Tuesday, July 07, 2009


Yesterday I stopped at Home Depot on the way home to pick up some more of that lawn patch repair stuff to use in the front yard, as the test patches in the backyard have actually been yielding new grass.
I also wanted to pick up some kind of tiller thing for the immediate purpose of breaking up the soil in the areas in which I need to use the patch repair stuff, but also for the future date on which I decide to do something different with the flowerbeds, as I'm not really all that thrilled about what was left behind by the previous owner in the way of flowers.
I found the perfect one; a Black & Decker model that uses the same battery system as all of the rest of my stuff.
Naturally they didn't actually have any in stock, and weren't selling the display model.
I'd intended to mow the lawn - the front and side, anyway - when I got home, but by the time I did I no longer had the energy, so I put it off until today.
I also did some hedge trimiing, and then did the patch repair thing on one of the bigger sections of dead grass, using a shovel and a rake to break up the soil, since I'm still tiller-less.
And that's been pretty much all the excitement in my life.

A Conversation at Work:

My boss: That will free you up from some "grunt work."
Me: That's good, because I certainly have plenty of that.
My boss: We're definitely going to be moving away from that kind of thing. I've got some good projects lined up for you.
Me: ...great.

Why I Heart Slacktivist Continued:

In his most recent post about the Delaware legislature passing legislature that would add sexual orientation to anti-discrimination laws, Fred "Slacktivist" Clark demonstrates yet again why I Heart Slacktivist:

Those bills never passed. "Discrimination against gays still legal in Del.," read the headline on the paper's Web site, year after year after year.
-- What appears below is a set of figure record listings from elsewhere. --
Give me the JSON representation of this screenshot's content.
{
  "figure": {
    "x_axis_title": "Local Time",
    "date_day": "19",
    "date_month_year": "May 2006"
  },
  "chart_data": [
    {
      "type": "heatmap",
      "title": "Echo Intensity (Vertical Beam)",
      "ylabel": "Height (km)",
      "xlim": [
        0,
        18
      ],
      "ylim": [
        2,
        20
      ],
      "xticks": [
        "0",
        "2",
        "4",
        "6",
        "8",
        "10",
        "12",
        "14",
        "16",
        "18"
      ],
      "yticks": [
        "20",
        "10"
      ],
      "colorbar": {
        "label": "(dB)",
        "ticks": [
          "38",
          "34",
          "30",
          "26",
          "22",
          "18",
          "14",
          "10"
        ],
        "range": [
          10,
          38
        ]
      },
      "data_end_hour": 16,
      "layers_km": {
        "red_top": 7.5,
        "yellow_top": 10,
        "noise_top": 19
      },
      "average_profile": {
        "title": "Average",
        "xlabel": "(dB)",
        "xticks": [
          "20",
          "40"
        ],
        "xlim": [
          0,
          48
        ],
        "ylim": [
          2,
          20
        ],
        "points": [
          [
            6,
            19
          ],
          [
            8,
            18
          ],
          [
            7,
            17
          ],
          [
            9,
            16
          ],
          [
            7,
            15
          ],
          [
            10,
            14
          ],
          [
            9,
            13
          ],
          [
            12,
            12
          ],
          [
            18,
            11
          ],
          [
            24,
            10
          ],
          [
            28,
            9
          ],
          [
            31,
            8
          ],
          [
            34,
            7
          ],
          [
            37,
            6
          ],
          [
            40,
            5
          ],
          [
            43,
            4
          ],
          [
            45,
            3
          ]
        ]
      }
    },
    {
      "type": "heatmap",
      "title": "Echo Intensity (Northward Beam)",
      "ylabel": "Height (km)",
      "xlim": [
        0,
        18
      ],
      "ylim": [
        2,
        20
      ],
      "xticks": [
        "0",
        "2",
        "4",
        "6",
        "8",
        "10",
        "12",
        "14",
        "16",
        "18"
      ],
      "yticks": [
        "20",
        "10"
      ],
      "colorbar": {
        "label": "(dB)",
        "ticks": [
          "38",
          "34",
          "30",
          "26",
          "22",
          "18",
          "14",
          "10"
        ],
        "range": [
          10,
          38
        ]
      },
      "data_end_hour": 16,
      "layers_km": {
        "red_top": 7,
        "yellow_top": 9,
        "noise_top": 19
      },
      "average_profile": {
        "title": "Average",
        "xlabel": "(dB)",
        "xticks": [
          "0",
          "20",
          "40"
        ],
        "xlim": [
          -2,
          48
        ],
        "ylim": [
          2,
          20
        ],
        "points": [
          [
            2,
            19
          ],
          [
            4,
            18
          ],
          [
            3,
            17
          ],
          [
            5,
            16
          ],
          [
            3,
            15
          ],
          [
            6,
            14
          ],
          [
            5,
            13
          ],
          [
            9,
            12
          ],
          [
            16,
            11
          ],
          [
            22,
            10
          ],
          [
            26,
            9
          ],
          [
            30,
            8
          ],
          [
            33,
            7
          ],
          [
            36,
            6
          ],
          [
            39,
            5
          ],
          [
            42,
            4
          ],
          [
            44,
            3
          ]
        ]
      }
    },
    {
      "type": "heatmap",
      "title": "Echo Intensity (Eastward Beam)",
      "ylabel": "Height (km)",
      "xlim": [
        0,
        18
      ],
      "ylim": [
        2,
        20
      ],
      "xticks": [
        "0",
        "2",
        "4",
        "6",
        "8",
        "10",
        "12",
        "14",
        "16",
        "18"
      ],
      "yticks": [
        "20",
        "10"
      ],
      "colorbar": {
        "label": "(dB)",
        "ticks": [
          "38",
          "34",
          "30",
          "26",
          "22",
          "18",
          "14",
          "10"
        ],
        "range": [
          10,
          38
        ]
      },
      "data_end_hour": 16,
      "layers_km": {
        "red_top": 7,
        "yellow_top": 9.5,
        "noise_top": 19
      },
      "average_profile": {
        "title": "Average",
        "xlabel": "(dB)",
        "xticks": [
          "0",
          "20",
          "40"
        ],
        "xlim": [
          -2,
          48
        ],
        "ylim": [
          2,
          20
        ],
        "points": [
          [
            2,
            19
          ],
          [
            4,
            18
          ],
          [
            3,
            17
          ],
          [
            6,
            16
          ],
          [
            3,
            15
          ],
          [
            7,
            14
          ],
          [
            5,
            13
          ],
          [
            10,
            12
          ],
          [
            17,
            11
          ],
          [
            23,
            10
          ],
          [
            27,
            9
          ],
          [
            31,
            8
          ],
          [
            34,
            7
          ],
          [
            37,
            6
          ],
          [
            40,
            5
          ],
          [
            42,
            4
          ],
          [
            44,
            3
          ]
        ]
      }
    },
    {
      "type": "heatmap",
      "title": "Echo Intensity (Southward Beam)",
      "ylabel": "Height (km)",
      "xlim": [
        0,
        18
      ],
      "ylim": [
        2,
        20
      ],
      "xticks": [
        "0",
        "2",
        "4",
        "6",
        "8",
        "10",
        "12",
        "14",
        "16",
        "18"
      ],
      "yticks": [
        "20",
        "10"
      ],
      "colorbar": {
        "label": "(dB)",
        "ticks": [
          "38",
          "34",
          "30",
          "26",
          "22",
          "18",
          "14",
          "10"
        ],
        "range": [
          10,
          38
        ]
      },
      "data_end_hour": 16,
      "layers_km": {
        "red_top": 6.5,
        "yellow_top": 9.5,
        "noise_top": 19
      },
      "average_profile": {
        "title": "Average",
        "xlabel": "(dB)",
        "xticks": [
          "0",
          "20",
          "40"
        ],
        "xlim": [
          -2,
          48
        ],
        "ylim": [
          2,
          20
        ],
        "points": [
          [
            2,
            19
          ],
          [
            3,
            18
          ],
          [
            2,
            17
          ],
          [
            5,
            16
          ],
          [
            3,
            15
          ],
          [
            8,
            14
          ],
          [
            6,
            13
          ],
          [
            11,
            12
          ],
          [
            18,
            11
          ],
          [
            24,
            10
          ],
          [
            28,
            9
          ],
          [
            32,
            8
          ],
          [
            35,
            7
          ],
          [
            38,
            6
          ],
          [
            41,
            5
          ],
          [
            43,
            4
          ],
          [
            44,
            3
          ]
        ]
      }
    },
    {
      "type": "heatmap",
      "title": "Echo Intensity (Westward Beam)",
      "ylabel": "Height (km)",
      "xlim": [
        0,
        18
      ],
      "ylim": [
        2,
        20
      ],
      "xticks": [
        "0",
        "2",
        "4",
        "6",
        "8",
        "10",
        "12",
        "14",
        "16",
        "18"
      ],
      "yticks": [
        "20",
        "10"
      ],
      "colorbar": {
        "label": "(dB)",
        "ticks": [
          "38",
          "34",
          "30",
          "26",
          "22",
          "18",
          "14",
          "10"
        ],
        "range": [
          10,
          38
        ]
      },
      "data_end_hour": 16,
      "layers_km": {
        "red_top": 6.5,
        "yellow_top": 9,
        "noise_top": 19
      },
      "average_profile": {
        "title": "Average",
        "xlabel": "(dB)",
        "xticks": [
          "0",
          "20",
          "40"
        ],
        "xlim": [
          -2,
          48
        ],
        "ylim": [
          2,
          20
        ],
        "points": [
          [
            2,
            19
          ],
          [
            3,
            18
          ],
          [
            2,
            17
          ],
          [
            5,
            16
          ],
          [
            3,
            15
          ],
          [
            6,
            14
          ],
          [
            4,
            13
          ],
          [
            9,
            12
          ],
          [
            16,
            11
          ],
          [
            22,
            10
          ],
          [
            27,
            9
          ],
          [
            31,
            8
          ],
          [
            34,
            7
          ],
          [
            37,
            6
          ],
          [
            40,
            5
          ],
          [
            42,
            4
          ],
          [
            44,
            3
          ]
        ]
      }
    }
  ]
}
That headline was celebrated, each time, by Christian conservative groups who were always ferociously opposed to the idea that gays, lesbians, bisexuals and transgendered persons should enjoy the same legal protections as everyone else in the state. Those groups liked to quote Leviticus to support the idea that homosexuality was an "abomination" to God. The idea, I guess, was that homosexuals were sinners and thus real, true Christians were therefore obliged to ensure that it remained perfectly legal to deny them access to housing or employment.

It's tempting to respond in kind, to say, I'll see your Leviticus and raise you a Deuteronomy:

Do not have two differing weights in your bag -- one heavy, one light. Do not have two differing measures in your house -- one large, one small. You must have accurate and honest weights and measures ... For the Lord your God detests anyone who does these things, anyone who deals dishonestly.

In other words, no fair not being fair. You can't have one price for one group of people and a different price for a different group. You can't have one housing market or one job market for one group of people and exclude other people from that market -- that's differing weights and measures, something the Lord your God detests. Inequality, discrimination, disenfranchisement and the dishonesty of double-dealing and double-standards turn out also to be abominations before the Lord.

And there's nothing in Deuteronomy to suggest a loophole that says it's OK to have differing weights in your bag so long as the short-changing one is for homosexuals. The Bible says, unambiguously, that these Delaware Christians' crusade in defense of legal discrimination is abominable and detestable.

So what we have here is a theological dispute -- a disagreement over the interpretation and meaning of the scripture. I'm confident I can win this argument, but before we get bogged down in the theological details of such a dispute, allow me to point out the most important thing to remember about all such arguments: They don't matter. Not even a little bit. Because none of what any of us thinks about the interpretation and meaning of the scripture is in any way relevant to the question before the legislature, a wholly secular body charged only with the wholly secular matters of law and justice.